Karl Marx, who scientifically explained the functioning of the ruthless capitalist system, wrote about English anti-liquor legislation: “The classical saints of Christianity mortified their body for the salvation of the souls of the masses; the modern, educated saints mortify the bodies of the masses for the salvation of their own souls.” The “beautiful people” and the government are now going after consumers of sodas, snacks, baked goods and other food that the Congressmen deem to have an excessively high caloric content. It was the PRD, again, that led the charge to impose a “special tax” on these products, through which, “in addition to the benefit of tax collection,” they seek to combat obesity…and “psychosocial inadaptability”! If the class bias wasn’t sufficiently evident in the case of tobacco, it’s simply shameless in the case of soda and “junk” food. A study by the National Institute of Public Health from last year states the obvious as a reason to approve the new law: “Reduction in the consumption of soda due to an increase in its price would be greater in the poorest families and those living in extreme, high and medium-to-high poverty areas.” According to this institute, “These individuals would replace soda consumption with water or milk.” This assertion is completely arbitrary. This “study” doesn’t even take into account that milk is generally more expensive than soda, even with the new tax (not to mention lactose intolerance, which is much more common among indigenous peoples of the Americas than among those of European ancestry).
Almost a fifth of the population lacks access to basic foodstuffs. At least a million and a half children suffer from malnutrition. The state has been gradually dismantling health services, which are inadequate and insufficient to begin with. Workers routinely die because the ruling capitalist class doesn’t want to spend money on workplace safety—remember Pasta de Conchos [a mine explosion that killed 65 miners]. Workers and peasants die because they can only afford to live in sheet metal and wood shacks built in areas with a high risk of natural disasters—remember Hurricane Manuel and Hurricane Ingrid. Behold the interest of the government in the health of the population! The above-mentioned study asserts that the multimillion-peso revenue to the state resulting from the new taxes would cover “around 30 percent of obesity expenses for the country.” It’s simply grotesque that the greedy bourgeoisie wants to exert moral pressure and put the financial burden of the capitalist system on the poor.
In the face of the starving Parisian masses’ demand for bread on the eve of the Great French Revolution, Queen Marie Antoinette suggested: “Let them eat cake.” But even this infamous Austrian didn’t think of demanding that the poor pay a “special tax” for it—and, even so, we should add that her insults cost her her head. These absurd taxes simply reflect a gratuitous cruelty, trying to make inaccessible for the majority some small pleasures of everyday life—like eating a snack cake, drinking an ice-cold coke, smoking a cigarette. Obesity is, needless to say, a health problem. But instead of these tyrannical stupidities, what is needed is free universal health care, access to a varied and plentiful diet, decent housing—and it would be nice if workers had sufficient free time in order to play a sport (or sit down to read a book or watch TV, if they so desired). But that requires the overthrow of the capitalist system; it requires an internationally collectivized and planned economy.

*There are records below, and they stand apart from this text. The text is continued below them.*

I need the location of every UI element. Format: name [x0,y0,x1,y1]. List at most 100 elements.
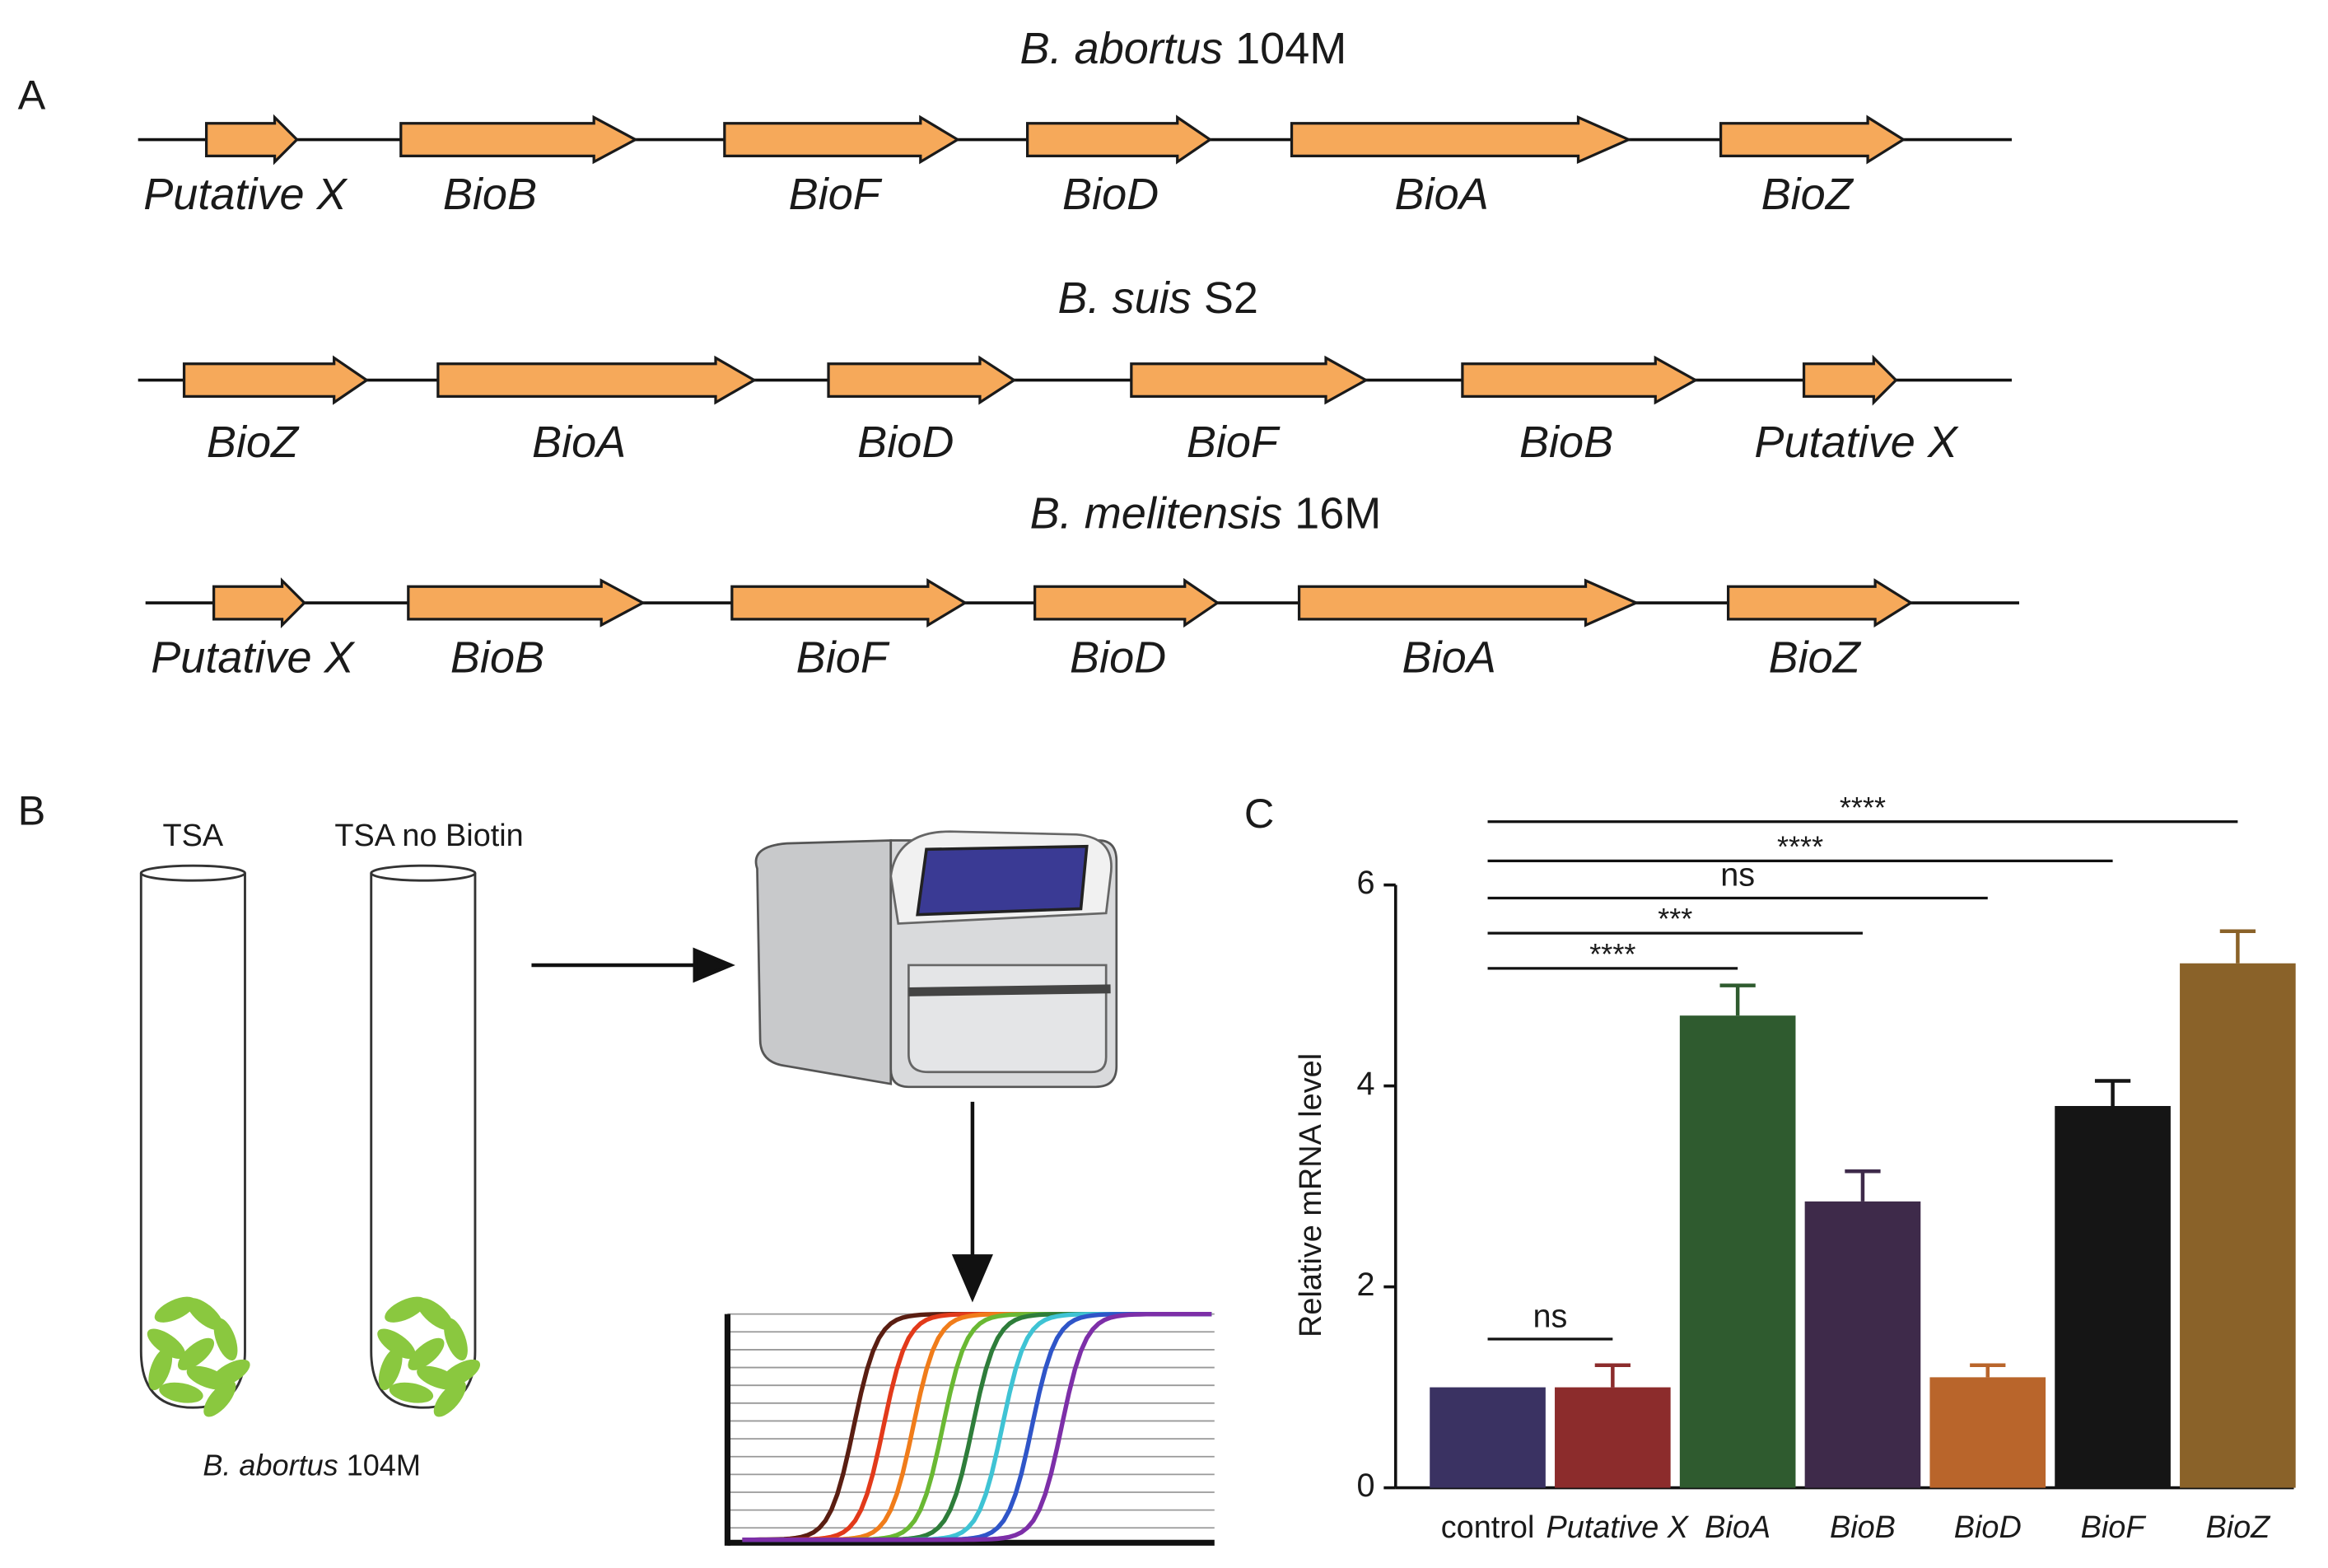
bacterium [203,1380,236,1417]
bacterium [186,1298,223,1331]
amplification-curve [742,1311,1212,1542]
bar [2180,963,2296,1488]
strain: 16M [1295,489,1381,539]
tube-label: TSA no Biotin [334,819,523,853]
gene-arrow [1297,578,1640,628]
x-tick-label: BioA [1705,1510,1770,1545]
amplification-curve [742,1311,1212,1542]
amplification-curve [742,1311,1212,1542]
gene-arrow [212,577,306,629]
x-tick-label: Putative X [1546,1510,1689,1545]
panel-label: C [1244,790,1274,837]
species: B. abortus [203,1448,338,1482]
bacterium [210,1359,250,1388]
y-tick-label: 2 [1356,1267,1374,1303]
x-tick-label: BioZ [2205,1510,2271,1545]
bacterium [154,1296,196,1323]
gene-arrow [730,578,968,628]
tubes [139,864,477,1409]
space [1223,24,1235,73]
gene-arrow [1026,114,1213,165]
gene-label: BioA [1402,633,1496,683]
space [1282,489,1295,539]
gene-arrow [399,114,639,165]
gene-label: BioD [1070,633,1166,683]
panel-label: B [18,786,46,833]
gene-arrow [204,114,299,166]
bacterium [389,1382,434,1403]
x-tick-label: BioD [1954,1510,2022,1545]
arrow-head [693,947,735,983]
gene-label: BioZ [207,418,300,467]
gene-maps: B. abortus 104M Putative X BioB BioF BioD Bio… [138,24,2019,683]
tube-label: TSA [163,819,224,853]
bar [1430,1387,1546,1488]
bacterium [440,1359,481,1388]
qpcr-plot [724,1311,1215,1546]
amplification-curve [742,1311,1212,1542]
gene-label: BioA [532,418,626,467]
gene-label: BioA [1395,170,1489,219]
bacterium [378,1347,403,1391]
gene-arrow [1461,355,1699,405]
bacterium [147,1328,186,1359]
bacterium [177,1337,215,1370]
y-tick-label: 0 [1356,1468,1374,1504]
amplification-curve [742,1311,1212,1542]
gene-arrow [723,114,961,165]
genome-title: B. abortus 104M [1020,24,1347,73]
arrow-head [951,1254,993,1303]
gene-arrow [827,355,1017,405]
gene-label: BioF [1187,418,1281,467]
species: B. suis [1058,273,1192,323]
gene-label: BioZ [1761,170,1854,219]
bacterium [433,1380,466,1417]
tube-rim [139,864,246,882]
genome-title: B. melitensis 16M [1030,489,1382,539]
bacterium [444,1318,468,1361]
bacterium [213,1318,238,1361]
gene-arrow [1719,114,1906,165]
gene-label: BioB [1519,418,1613,467]
strain: 104M [1235,24,1346,73]
significance-label: **** [1840,791,1886,824]
gene-label: BioB [450,633,544,683]
y-axis-label: Relative mRNA level [1294,1053,1328,1337]
species-caption: B. abortus 104M [203,1448,420,1482]
bacterium [417,1298,454,1331]
gene-label: BioD [1062,170,1159,219]
gene-arrow [407,578,646,628]
tube-rim [370,864,477,882]
gene-arrow [1290,114,1632,165]
gene-label: BioF [796,633,890,683]
x-tick-label: BioB [1830,1510,1896,1545]
gene-label: Putative X [1754,418,1958,467]
amplification-curve [742,1311,1212,1542]
bar [1929,1377,2046,1488]
bacterium [377,1328,416,1359]
bar [1804,1201,1921,1488]
significance-label: ns [1720,857,1755,894]
bacterium [408,1337,445,1370]
strain: 104M [347,1448,421,1482]
bacterium [385,1296,427,1323]
y-tick-label: 4 [1356,1066,1374,1102]
gene-arrow [1130,355,1369,405]
gene-label: BioZ [1769,633,1862,683]
bar-chart: 0 2 4 6 Relative mRNA level control Putative X… [1294,791,2296,1545]
x-tick-label: BioF [2081,1510,2147,1545]
x-tick-label: control [1441,1510,1535,1545]
arrows [531,947,993,1303]
gene-arrow [1033,577,1220,628]
qpcr-machine [754,830,1118,1089]
y-tick-label: 6 [1356,865,1374,901]
gene-label: BioF [789,170,883,219]
significance-label: *** [1658,902,1692,936]
amplification-curve [742,1311,1212,1542]
bar [2055,1105,2171,1488]
gene-arrow [1726,578,1914,628]
gene-arrow [182,355,370,405]
gene-arrow [1802,354,1898,406]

It’s no secret that smoking is bad for your health, and nobody has much faith in the nutritional value of Coca-Cola or Twinkies. But everyone has the right to choose their own poison. As far as we’re concerned, people should be able to read, eat, drink and smoke whatever they please, and enjoy whatever consensual activities they like, without having the police, courts, bosses and totalitarian snobs intruding in their business.